Something is dangerously wrong with American democracy. I’m not talking about the apathy of the vast majority (that’s only a symptom), nor of the ineffective government (in fact, our founding fathers had a slow-moving and reactive government in mind and many of the country’s best times such as the Gilded Age came when government was not effecting much change in policy). What is wrong with government is the people. Simply put, I hate politicians.
That hatred is behind all the symptoms currently bemoaned as the “crisis of U.S. democracy.” We hate politicians. Politicians hate politicians. Good people considering going into politics hate politicians. I don’t want to sound as though I don’t respect and appreciate the people who run for office (I do). I just don’t like what they turn themselves into so that they can win elections.
Nor is this a rant against negative campaigning. I, unlike most others, see a value to negative advertisement. If legitimate, it helps to inform and interest the voter more effectively than positive advertisements. My local congressman was elected in large part because of a well-produced and pointed negative advertisement about the incumbent. Instead, this is a rant against the Republican Revolution.
Oh God, I can see you thinking, here comes another liberal, kicking a movement when it is down. That’s true, but this rant is different. The most subtle and dangerous effect of Newt Gingrich’s reign was not a policy (although some were very damaging in their own rights), was not a person in power and was not Newt’s amusing first name. It was their politics that were destroying government. They ran against government, and they won. The Democrats, in 1998, ran against government and trumped the Republicans. Now, the Republican presidential candidates are a governor who has an almost insurmountable lead even though he doesn’t grasp many important issues, a senator who made his name around campaign finance reform, the Senate Judiciary Committee Chairperson who has held up a ridiculous number of appointments, a conservative with no experience in government, another conservative whose last appearance in government was during Reagan’s terms in office and a really rich guy.
The Democrats aren’t much better; the vice president is running against Clinton as much as with him, while his opponent is basing his candidacy not on 18 years of hard, impressive work as a senator but instead on two years of pseudo-retirement. Nobody wants to take credit for the most prosperous time in American history! In any other presidential election, the vice president, no matter how boring a speaker, or how incompetent a staff, would have an awe-inspiring lead at this point because of the economy.
Of course, I cannot only blame the Republicans. Clinton helped a whole lot. He’s not the most impressive figure to head the government, especially after the impeachment trial. Both parties deserve a fair share of the blame for the surge of anti-politician politicians. Besides, what’s done is done: now we need to re-energize government. That’s going to be tough.

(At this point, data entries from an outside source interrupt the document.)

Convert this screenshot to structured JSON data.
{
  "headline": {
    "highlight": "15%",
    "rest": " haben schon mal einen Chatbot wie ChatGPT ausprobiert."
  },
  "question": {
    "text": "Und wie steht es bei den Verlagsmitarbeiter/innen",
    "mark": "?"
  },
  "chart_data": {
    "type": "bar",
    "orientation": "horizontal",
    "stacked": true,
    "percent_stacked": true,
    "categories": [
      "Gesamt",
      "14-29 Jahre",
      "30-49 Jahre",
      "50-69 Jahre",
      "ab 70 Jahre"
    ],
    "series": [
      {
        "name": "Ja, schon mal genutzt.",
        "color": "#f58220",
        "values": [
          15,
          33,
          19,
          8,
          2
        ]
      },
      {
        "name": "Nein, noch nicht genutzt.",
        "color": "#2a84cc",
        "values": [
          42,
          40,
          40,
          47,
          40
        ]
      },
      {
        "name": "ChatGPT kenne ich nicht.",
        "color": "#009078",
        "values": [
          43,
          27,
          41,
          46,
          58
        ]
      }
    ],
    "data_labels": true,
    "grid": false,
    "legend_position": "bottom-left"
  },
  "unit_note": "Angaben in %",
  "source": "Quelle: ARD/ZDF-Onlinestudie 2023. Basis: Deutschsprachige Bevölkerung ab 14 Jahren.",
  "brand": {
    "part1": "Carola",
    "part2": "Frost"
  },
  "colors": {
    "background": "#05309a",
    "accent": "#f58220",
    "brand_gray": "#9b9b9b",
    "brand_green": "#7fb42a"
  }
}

The main problem is that there is no core constituency left. Nobody believes politicians. Once upon a time, liberals would always believe in government’s abilities. Now, liberals are stuck among political reality (Clinton’s New Democrats have replaced liberalism), political optimism (maybe Bradley actually is a liberal now) and cynicism (Bradley, many liberals fear, is not the liberal he acts like; it was probably the polls and he still wants to get government out of health care). Moderates are courted constantly by both parties so much so that it sounds as though there is no difference between parties and, therefore, apathy results. Conservatives never liked government, and, with Gingrich gone, the new Republicans are both incompetent and too moderate. There is no trust in the populace and politicians know it and use it. They use that lack of trust and attack each other, trying to brand the other one as the ineffective bureaucrat instead of the deeper issue debates of yesteryear.
So what can we do? The first step is to reward respectable politicians. Campaign finance reform will never work until people start to vote based on it. For example, until Bush’s $60 million become a burden because he’s beholden to his donors, there’s no impetus for change in his mind. Likewise, voters need to vote for the more respectful campaign to stop negative campaigns. Of course, voters are not likely to do this (nor should they necessarily), so the reform must begin with the politicians themselves.
Of course, entrenched politicians are not going to change – there’s no reason for incumbents to change. The answer lies in the recruitment of the next wave of politicians. This is the duty I charge (in my great capacities) to the current batch of college students. Look past the current downturn in politics. Run for office. Volunteer on campaigns. Encourage and support progressive candidates that care about changing the current vision of politicians. Soon, with a new batch of unspoiled voters, we can go back to politicians as leaders, not as the butts of our jokes.